What’s more, Simmonds acknowledges the difficulties of working through the hangover from the pubs code’s introduction in July 2016.
“The pubs code legislation has not been easy and I think that will continue to be a challenge,” Simmonds says. “The six companies held by the statutory code are making huge strides and I don’t think that’s necessarily being recognised.
“I’m a passionate believer that the low-cost entry into running your own pub offered by the tenanted and leased system has to be kept, but any legislation is inflexible for both sides.”
Next in line…
Succeeding Brigid Simmonds on 4 November will be ex-member of the European Parliament Emma McClarkin – currently director of global policy for the Sports Integrity Global Alliance.
Becoming the European Parliament’s youngest elected member in 2009, McClarkin represented the East Midlands constituency in Brussels where she served as the vice-president of the European Beer Club.
McClarkin, who described herself as a “very happy Brexiteer” in an interview with Politico in August 2018, has also worked as chair of the Commonwealth Forum, as a government relations executive for the Rugby Football Union, and is a special advisory board member at the Commonwealth Enterprise and Investment Council.
In 2015, she pledged her support to local breweries and pubs through the ‘Brew with your MEP’ campaign during which she stated she would back them “wherever possible”.
On her appointment, McClarkin said: “The great British pub is an institution – it provides a home for the amazing beers we brew in the UK as well as a hub for local produce and local people.
“The industry is a showcase for innovation and how business can contribute to society and I’m looking forward to telling that story in my new role.”
Home of social responsibility
Announcing that Simmonds had taken the reins at the BBPA in September 2009, The Morning Advertiser quoted her as saying she wanted to push the agenda on socially responsible drinking – something she “absolutely” feels she’s achieved.
“We now drink 24% less alcohol than we did in 2004,” Simmonds explains. “We’ve encouraged people to go to pubs because that is where you’ve got people around you – I think that’s the home of social responsibility.
“There’s more work that we can with Government in that area, but I definitely think that people understand the message about moderation, and that’s been one of the successes of my time here.”
Simmonds has made a similar pledge before becoming chairman of the new Betting & Gaming Council – “a new organisation that is going to amalgamate three organisations and bring together casinos, betting shops as well as the online businesses”.
“The social responsibility codes around who plays gaming machines in pubs are under a bit of scrutiny at the moment with the Gambling Commission,” she says. “Hopefully, I’ll be able to help with that.”
“The brewing industry has been at the forefront of social responsibility.

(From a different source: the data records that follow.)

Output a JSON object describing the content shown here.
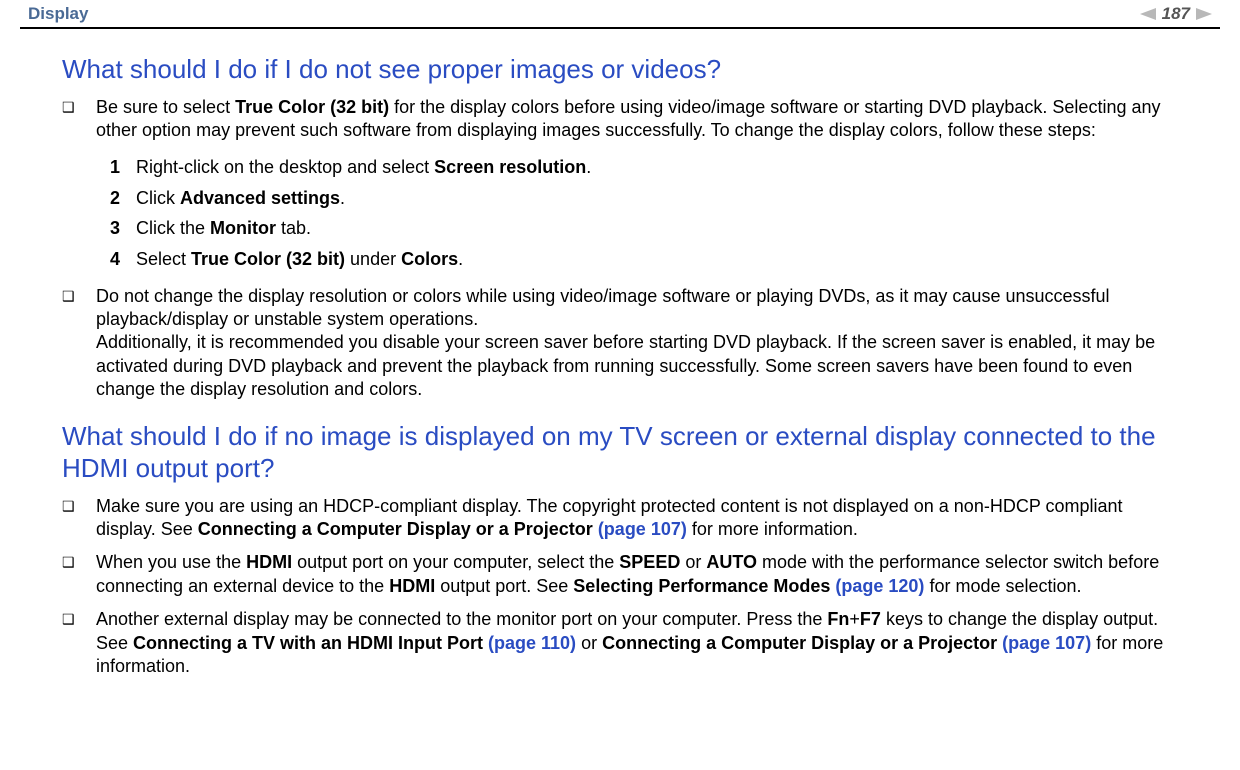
{
  "header": {
    "breadcrumb": "Display",
    "page_number": "187"
  },
  "sections": [
    {
      "title": "What should I do if I do not see proper images or videos?",
      "bullets": [
        {
          "pre": "Be sure to select ",
          "bold1": "True Color (32 bit)",
          "post1": " for the display colors before using video/image software or starting DVD playback. Selecting any other option may prevent such software from displaying images successfully. To change the display colors, follow these steps:",
          "steps": [
            {
              "n": "1",
              "pre": "Right-click on the desktop and select ",
              "bold": "Screen resolution",
              "post": "."
            },
            {
              "n": "2",
              "pre": "Click ",
              "bold": "Advanced settings",
              "post": "."
            },
            {
              "n": "3",
              "pre": "Click the ",
              "bold": "Monitor",
              "post": " tab."
            },
            {
              "n": "4",
              "pre": "Select ",
              "bold": "True Color (32 bit)",
              "mid": " under ",
              "bold2": "Colors",
              "post": "."
            }
          ]
        },
        {
          "text": "Do not change the display resolution or colors while using video/image software or playing DVDs, as it may cause unsuccessful playback/display or unstable system operations.",
          "text2": "Additionally, it is recommended you disable your screen saver before starting DVD playback. If the screen saver is enabled, it may be activated during DVD playback and prevent the playback from running successfully. Some screen savers have been found to even change the display resolution and colors."
        }
      ]
    },
    {
      "title": "What should I do if no image is displayed on my TV screen or external display connected to the HDMI output port?",
      "bullets": [
        {
          "t0": "Make sure you are using an HDCP-compliant display. The copyright protected content is not displayed on a non-HDCP compliant display. See ",
          "b0": "Connecting a Computer Display or a Projector ",
          "l0": "(page 107)",
          "t1": " for more information."
        },
        {
          "t0": "When you use the ",
          "b0": "HDMI",
          "t1": " output port on your computer, select the ",
          "b1": "SPEED",
          "t2": " or ",
          "b2": "AUTO",
          "t3": " mode with the performance selector switch before connecting an external device to the ",
          "b3": "HDMI",
          "t4": " output port. See ",
          "b4": "Selecting Performance Modes ",
          "l0": "(page 120)",
          "t5": " for mode selection."
        },
        {
          "t0": "Another external display may be connected to the monitor port on your computer. Press the ",
          "b0": "Fn",
          "t1": "+",
          "b1": "F7",
          "t2": " keys to change the display output. See ",
          "b2": "Connecting a TV with an HDMI Input Port ",
          "l0": "(page 110)",
          "t3": " or ",
          "b3": "Connecting a Computer Display or a Projector ",
          "l1": "(page 107)",
          "t4": " for more information."
        }
      ]
    }
  ]
}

We have the billion-unit pledge that took a billion units out of the alcohol industry and was mainly led by beer and have given a lot of support to Drinkaware.
“I have got to create the same things within the gambling industry. I think they’re there but are not as well co-ordinated as in the beer and pub sector. That’s going to be my challenge going forward and will definitely be leaning on best practice that’s been established here.”

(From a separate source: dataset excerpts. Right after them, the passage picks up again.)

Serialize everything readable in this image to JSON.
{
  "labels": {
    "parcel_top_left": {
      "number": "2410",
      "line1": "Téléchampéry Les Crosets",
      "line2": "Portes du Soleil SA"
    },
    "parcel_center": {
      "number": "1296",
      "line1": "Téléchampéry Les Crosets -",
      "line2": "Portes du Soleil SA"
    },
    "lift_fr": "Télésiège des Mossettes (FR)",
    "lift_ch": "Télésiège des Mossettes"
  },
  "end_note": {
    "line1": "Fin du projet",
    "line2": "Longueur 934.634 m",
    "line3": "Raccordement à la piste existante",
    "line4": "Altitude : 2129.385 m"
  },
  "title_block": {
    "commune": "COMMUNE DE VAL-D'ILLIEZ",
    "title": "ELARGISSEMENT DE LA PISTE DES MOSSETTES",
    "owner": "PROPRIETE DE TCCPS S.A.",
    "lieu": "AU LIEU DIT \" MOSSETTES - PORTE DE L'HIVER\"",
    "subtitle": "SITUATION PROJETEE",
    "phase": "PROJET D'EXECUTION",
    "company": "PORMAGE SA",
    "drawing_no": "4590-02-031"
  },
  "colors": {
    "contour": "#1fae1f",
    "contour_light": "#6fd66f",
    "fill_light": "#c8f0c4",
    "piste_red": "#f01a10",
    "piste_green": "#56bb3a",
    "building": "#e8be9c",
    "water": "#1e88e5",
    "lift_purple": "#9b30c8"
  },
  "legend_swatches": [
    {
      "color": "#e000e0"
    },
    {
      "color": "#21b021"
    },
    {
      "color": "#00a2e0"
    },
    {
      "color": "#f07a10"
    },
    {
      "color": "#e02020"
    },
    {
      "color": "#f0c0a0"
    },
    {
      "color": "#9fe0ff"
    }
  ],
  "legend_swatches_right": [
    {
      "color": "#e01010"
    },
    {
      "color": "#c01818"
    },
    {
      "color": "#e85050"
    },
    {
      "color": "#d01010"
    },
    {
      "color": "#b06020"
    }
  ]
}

But what makes this new challenge so appealing after a decade at the BBPA?
“I actually love the BBPA – I think the members are absolutely wonderful and I’ve thoroughly enjoyed my time here – but you do come to a stage where, when offered a really interesting new challenge, you make the decision to do it.
“I leave the BBPA with real regrets in lots of ways, I will always be a supporter of beer and brewing and of pubs and I will hope to do some things within the sector, there’s no conflict with the job I’m going to do, and will always speak for them.
“I’m hoping that some of the pub and beer sector will ask me to do things for them – I’m already in a couple of discussions along those lines.”